The NRA challenges the idea that its efforts limited the study of the effect of guns on public health.
"Anyone who thinks there's a lack of researchers studying firearms has been ignoring the headlines," Lars Dalseide, an NRA spokesman, told The Boston Globe. "The fact is, a number of studies are released every year. While most are tainted with preconceived outcomes in search of supporting data, there is plenty of funding in that arena."
Private organizations, the National Institutes of Health and the Justice Department still conduct this research, but there are far fewer studies than in the past. The National Institute of Justice, the primary Justice Department research office, funded 32 gun-related studies from 1993 to 1999, but none from 2009 to 2012, according to Mayors Against Illegal Guns.
Another little-known legislative provision also impacts the study of gun-related deaths in the United States. The 2003 Tiahrt Amendment blocked the Bureau of Alcohol, Tobacco, Firearms and Explosives from distributing information from its national database of guns used in crime.
When local police obtain a firearm at a crime scene, the ATF traces where the gun was first sold, when it was sold and to whom. According to a 1996 analysis of ATF data, about 1 percent of gun dealers in the nation sold nearly 60 percent of guns used in crimes in the 1990s.

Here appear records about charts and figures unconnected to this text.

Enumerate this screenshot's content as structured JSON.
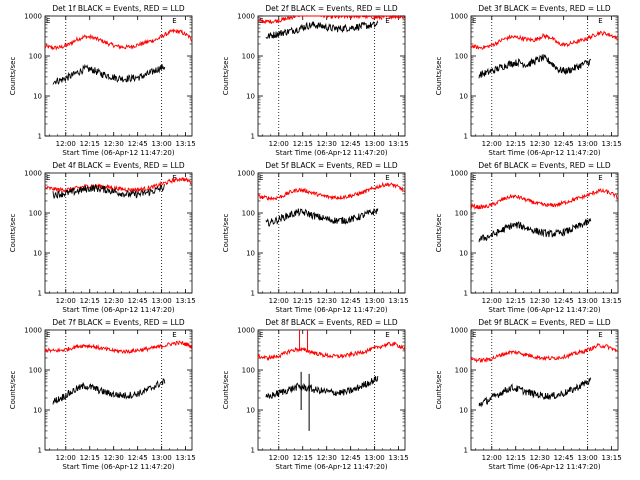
{
  "figure": {
    "start_label": "Start Time (06-Apr-12 11:47:20)",
    "ylabel": "Counts/sec",
    "flag_label": "E",
    "colors": {
      "events": "#000000",
      "lld": "#ff0000",
      "axis": "#000000",
      "background": "#ffffff"
    },
    "x_tick_labels": [
      "12:00",
      "12:15",
      "12:30",
      "12:45",
      "13:00",
      "13:15"
    ],
    "y_tick_labels": [
      "1",
      "10",
      "100",
      "1000"
    ]
  },
  "chart_data": [
    {
      "type": "line",
      "title": "Det 1f BLACK = Events, RED = LLD",
      "xlabel": "Start Time (06-Apr-12 11:47:20)",
      "ylabel": "Counts/sec",
      "x_unit": "minutes after 11:47:20",
      "xlim": [
        0,
        92
      ],
      "ylim": [
        1,
        1000
      ],
      "yscale": "log",
      "x_ticks": [
        "12:00",
        "12:15",
        "12:30",
        "12:45",
        "13:00",
        "13:15"
      ],
      "y_ticks": [
        "1",
        "10",
        "100",
        "1000"
      ],
      "flag_markers": [
        "E",
        "E"
      ],
      "series": [
        {
          "name": "LLD",
          "color": "#ff0000",
          "x": [
            0,
            5,
            10,
            15,
            20,
            25,
            30,
            35,
            40,
            45,
            50,
            55,
            60,
            65,
            70,
            75,
            80,
            85,
            90,
            92
          ],
          "values": [
            175,
            160,
            165,
            195,
            260,
            305,
            290,
            245,
            200,
            175,
            165,
            175,
            200,
            230,
            260,
            340,
            420,
            400,
            310,
            240
          ]
        },
        {
          "name": "Events",
          "color": "#000000",
          "x": [
            5,
            10,
            15,
            20,
            25,
            30,
            35,
            40,
            45,
            50,
            55,
            60,
            65,
            70,
            75
          ],
          "values": [
            23,
            25,
            30,
            38,
            48,
            45,
            36,
            32,
            28,
            27,
            28,
            30,
            36,
            46,
            55
          ]
        }
      ]
    },
    {
      "type": "line",
      "title": "Det 2f BLACK = Events, RED = LLD",
      "xlabel": "Start Time (06-Apr-12 11:47:20)",
      "ylabel": "Counts/sec",
      "x_unit": "minutes after 11:47:20",
      "xlim": [
        0,
        92
      ],
      "ylim": [
        1,
        1000
      ],
      "yscale": "log",
      "x_ticks": [
        "12:00",
        "12:15",
        "12:30",
        "12:45",
        "13:00",
        "13:15"
      ],
      "y_ticks": [
        "1",
        "10",
        "100",
        "1000"
      ],
      "flag_markers": [
        "E",
        "E"
      ],
      "series": [
        {
          "name": "LLD",
          "color": "#ff0000",
          "x": [
            0,
            5,
            10,
            15,
            20,
            25,
            30,
            35,
            40,
            45,
            50,
            55,
            60,
            65,
            70,
            75,
            80,
            85,
            90,
            92
          ],
          "values": [
            760,
            720,
            740,
            800,
            900,
            1050,
            1150,
            1150,
            1050,
            960,
            940,
            980,
            1000,
            1000,
            950,
            920,
            940,
            990,
            960,
            900
          ]
        },
        {
          "name": "Events",
          "color": "#000000",
          "x": [
            5,
            10,
            15,
            20,
            25,
            30,
            35,
            40,
            45,
            50,
            55,
            60,
            65,
            70,
            75
          ],
          "values": [
            300,
            340,
            380,
            420,
            470,
            560,
            600,
            560,
            500,
            480,
            500,
            520,
            560,
            580,
            600
          ]
        }
      ]
    },
    {
      "type": "line",
      "title": "Det 3f BLACK = Events, RED = LLD",
      "xlabel": "Start Time (06-Apr-12 11:47:20)",
      "ylabel": "Counts/sec",
      "x_unit": "minutes after 11:47:20",
      "xlim": [
        0,
        92
      ],
      "ylim": [
        1,
        1000
      ],
      "yscale": "log",
      "x_ticks": [
        "12:00",
        "12:15",
        "12:30",
        "12:45",
        "13:00",
        "13:15"
      ],
      "y_ticks": [
        "1",
        "10",
        "100",
        "1000"
      ],
      "flag_markers": [
        "E",
        "E"
      ],
      "series": [
        {
          "name": "LLD",
          "color": "#ff0000",
          "x": [
            0,
            5,
            10,
            15,
            20,
            25,
            30,
            35,
            40,
            45,
            50,
            55,
            60,
            65,
            70,
            75,
            80,
            85,
            90,
            92
          ],
          "values": [
            180,
            160,
            170,
            200,
            260,
            300,
            290,
            260,
            250,
            320,
            290,
            200,
            190,
            220,
            250,
            300,
            380,
            360,
            300,
            250
          ]
        },
        {
          "name": "Events",
          "color": "#000000",
          "x": [
            5,
            10,
            15,
            20,
            25,
            30,
            35,
            40,
            45,
            50,
            55,
            60,
            65,
            70,
            75
          ],
          "values": [
            34,
            38,
            45,
            55,
            65,
            70,
            60,
            75,
            90,
            70,
            45,
            42,
            50,
            62,
            75
          ]
        }
      ]
    },
    {
      "type": "line",
      "title": "Det 4f BLACK = Events, RED = LLD",
      "xlabel": "Start Time (06-Apr-12 11:47:20)",
      "ylabel": "Counts/sec",
      "x_unit": "minutes after 11:47:20",
      "xlim": [
        0,
        92
      ],
      "ylim": [
        1,
        1000
      ],
      "yscale": "log",
      "x_ticks": [
        "12:00",
        "12:15",
        "12:30",
        "12:45",
        "13:00",
        "13:15"
      ],
      "y_ticks": [
        "1",
        "10",
        "100",
        "1000"
      ],
      "flag_markers": [
        "E",
        "E"
      ],
      "series": [
        {
          "name": "LLD",
          "color": "#ff0000",
          "x": [
            0,
            5,
            10,
            15,
            20,
            25,
            30,
            35,
            40,
            45,
            50,
            55,
            60,
            65,
            70,
            75,
            80,
            85,
            90,
            92
          ],
          "values": [
            430,
            400,
            380,
            390,
            420,
            460,
            480,
            470,
            440,
            410,
            390,
            380,
            390,
            420,
            480,
            560,
            650,
            720,
            640,
            560
          ]
        },
        {
          "name": "Events",
          "color": "#000000",
          "x": [
            5,
            10,
            15,
            20,
            25,
            30,
            35,
            40,
            45,
            50,
            55,
            60,
            65,
            70,
            75
          ],
          "values": [
            290,
            300,
            320,
            350,
            390,
            420,
            400,
            370,
            330,
            300,
            290,
            300,
            330,
            380,
            440
          ]
        }
      ]
    },
    {
      "type": "line",
      "title": "Det 5f BLACK = Events, RED = LLD",
      "xlabel": "Start Time (06-Apr-12 11:47:20)",
      "ylabel": "Counts/sec",
      "x_unit": "minutes after 11:47:20",
      "xlim": [
        0,
        92
      ],
      "ylim": [
        1,
        1000
      ],
      "yscale": "log",
      "x_ticks": [
        "12:00",
        "12:15",
        "12:30",
        "12:45",
        "13:00",
        "13:15"
      ],
      "y_ticks": [
        "1",
        "10",
        "100",
        "1000"
      ],
      "flag_markers": [
        "E",
        "E"
      ],
      "series": [
        {
          "name": "LLD",
          "color": "#ff0000",
          "x": [
            0,
            5,
            10,
            15,
            20,
            25,
            30,
            35,
            40,
            45,
            50,
            55,
            60,
            65,
            70,
            75,
            80,
            85,
            90,
            92
          ],
          "values": [
            260,
            240,
            230,
            260,
            330,
            380,
            360,
            310,
            270,
            250,
            245,
            255,
            280,
            320,
            380,
            450,
            520,
            500,
            400,
            320
          ]
        },
        {
          "name": "Events",
          "color": "#000000",
          "x": [
            5,
            10,
            15,
            20,
            25,
            30,
            35,
            40,
            45,
            50,
            55,
            60,
            65,
            70,
            75
          ],
          "values": [
            55,
            62,
            75,
            90,
            105,
            100,
            85,
            75,
            68,
            64,
            66,
            72,
            85,
            100,
            115
          ]
        }
      ]
    },
    {
      "type": "line",
      "title": "Det 6f BLACK = Events, RED = LLD",
      "xlabel": "Start Time (06-Apr-12 11:47:20)",
      "ylabel": "Counts/sec",
      "x_unit": "minutes after 11:47:20",
      "xlim": [
        0,
        92
      ],
      "ylim": [
        1,
        1000
      ],
      "yscale": "log",
      "x_ticks": [
        "12:00",
        "12:15",
        "12:30",
        "12:45",
        "13:00",
        "13:15"
      ],
      "y_ticks": [
        "1",
        "10",
        "100",
        "1000"
      ],
      "flag_markers": [
        "E",
        "E"
      ],
      "series": [
        {
          "name": "LLD",
          "color": "#ff0000",
          "x": [
            0,
            5,
            10,
            15,
            20,
            25,
            30,
            35,
            40,
            45,
            50,
            55,
            60,
            65,
            70,
            75,
            80,
            85,
            90,
            92
          ],
          "values": [
            150,
            140,
            145,
            170,
            220,
            260,
            250,
            210,
            180,
            160,
            155,
            165,
            190,
            220,
            250,
            300,
            360,
            340,
            280,
            230
          ]
        },
        {
          "name": "Events",
          "color": "#000000",
          "x": [
            5,
            10,
            15,
            20,
            25,
            30,
            35,
            40,
            45,
            50,
            55,
            60,
            65,
            70,
            75
          ],
          "values": [
            22,
            25,
            30,
            38,
            48,
            50,
            42,
            36,
            32,
            30,
            31,
            35,
            42,
            52,
            62
          ]
        }
      ]
    },
    {
      "type": "line",
      "title": "Det 7f BLACK = Events, RED = LLD",
      "xlabel": "Start Time (06-Apr-12 11:47:20)",
      "ylabel": "Counts/sec",
      "x_unit": "minutes after 11:47:20",
      "xlim": [
        0,
        92
      ],
      "ylim": [
        1,
        1000
      ],
      "yscale": "log",
      "x_ticks": [
        "12:00",
        "12:15",
        "12:30",
        "12:45",
        "13:00",
        "13:15"
      ],
      "y_ticks": [
        "1",
        "10",
        "100",
        "1000"
      ],
      "flag_markers": [
        "E",
        "E"
      ],
      "series": [
        {
          "name": "LLD",
          "color": "#ff0000",
          "x": [
            0,
            5,
            10,
            15,
            20,
            25,
            30,
            35,
            40,
            45,
            50,
            55,
            60,
            65,
            70,
            75,
            80,
            85,
            90,
            92
          ],
          "values": [
            320,
            300,
            310,
            340,
            390,
            410,
            390,
            350,
            320,
            300,
            290,
            300,
            320,
            340,
            370,
            410,
            460,
            480,
            420,
            370
          ]
        },
        {
          "name": "Events",
          "color": "#000000",
          "x": [
            5,
            10,
            15,
            20,
            25,
            30,
            35,
            40,
            45,
            50,
            55,
            60,
            65,
            70,
            75
          ],
          "values": [
            16,
            20,
            26,
            34,
            40,
            36,
            30,
            26,
            24,
            23,
            24,
            27,
            33,
            42,
            52
          ]
        }
      ]
    },
    {
      "type": "line",
      "title": "Det 8f BLACK = Events, RED = LLD",
      "xlabel": "Start Time (06-Apr-12 11:47:20)",
      "ylabel": "Counts/sec",
      "x_unit": "minutes after 11:47:20",
      "xlim": [
        0,
        92
      ],
      "ylim": [
        1,
        1000
      ],
      "yscale": "log",
      "x_ticks": [
        "12:00",
        "12:15",
        "12:30",
        "12:45",
        "13:00",
        "13:15"
      ],
      "y_ticks": [
        "1",
        "10",
        "100",
        "1000"
      ],
      "flag_markers": [
        "E",
        "E"
      ],
      "series": [
        {
          "name": "LLD",
          "color": "#ff0000",
          "x": [
            0,
            5,
            10,
            15,
            20,
            25,
            30,
            35,
            40,
            45,
            50,
            55,
            60,
            65,
            70,
            75,
            80,
            85,
            90,
            92
          ],
          "values": [
            220,
            200,
            210,
            240,
            300,
            330,
            310,
            270,
            240,
            225,
            220,
            230,
            250,
            280,
            320,
            370,
            430,
            450,
            380,
            330
          ],
          "spikes": [
            {
              "x": 26,
              "values": [
                300,
                1000
              ]
            },
            {
              "x": 31,
              "values": [
                300,
                1000
              ]
            }
          ]
        },
        {
          "name": "Events",
          "color": "#000000",
          "x": [
            5,
            10,
            15,
            20,
            25,
            30,
            35,
            40,
            45,
            50,
            55,
            60,
            65,
            70,
            75
          ],
          "values": [
            20,
            24,
            28,
            33,
            38,
            36,
            32,
            30,
            28,
            27,
            28,
            32,
            40,
            50,
            62
          ],
          "spikes": [
            {
              "x": 27,
              "values": [
                10,
                90
              ]
            },
            {
              "x": 32,
              "values": [
                3,
                80
              ]
            }
          ]
        }
      ]
    },
    {
      "type": "line",
      "title": "Det 9f BLACK = Events, RED = LLD",
      "xlabel": "Start Time (06-Apr-12 11:47:20)",
      "ylabel": "Counts/sec",
      "x_unit": "minutes after 11:47:20",
      "xlim": [
        0,
        92
      ],
      "ylim": [
        1,
        1000
      ],
      "yscale": "log",
      "x_ticks": [
        "12:00",
        "12:15",
        "12:30",
        "12:45",
        "13:00",
        "13:15"
      ],
      "y_ticks": [
        "1",
        "10",
        "100",
        "1000"
      ],
      "flag_markers": [
        "E",
        "E"
      ],
      "series": [
        {
          "name": "LLD",
          "color": "#ff0000",
          "x": [
            0,
            5,
            10,
            15,
            20,
            25,
            30,
            35,
            40,
            45,
            50,
            55,
            60,
            65,
            70,
            75,
            80,
            85,
            90,
            92
          ],
          "values": [
            190,
            175,
            180,
            205,
            250,
            280,
            270,
            240,
            215,
            200,
            195,
            205,
            225,
            255,
            290,
            340,
            410,
            390,
            320,
            270
          ]
        },
        {
          "name": "Events",
          "color": "#000000",
          "x": [
            5,
            10,
            15,
            20,
            25,
            30,
            35,
            40,
            45,
            50,
            55,
            60,
            65,
            70,
            75
          ],
          "values": [
            14,
            17,
            22,
            29,
            36,
            33,
            28,
            25,
            23,
            22,
            24,
            28,
            34,
            44,
            55
          ]
        }
      ]
    }
  ]
}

"The only thing that the Tiahrt Amendment did was protect the bad gun dealers," says Daniel Webster, a professor at the Johns Hopkins Bloomberg School of Public Health. "It did nothing to help the good gun dealers because they didn't need help. The data suggests that, again, most comply with the laws and are quite responsible."
Advocates argue that efforts to suppress gun research have resulted in more lives lost. They say applying science to other public health issues like motor vehicle deaths and smoking saved lives without banning cars and cigarettes.
"We can do it for gun safety, and we can do it without infringing on the rights of law-abiding gun owners," Rosenberg says. "What this language makes clear is that it's not either-or like the NRA told us 20 years ago. We can do both."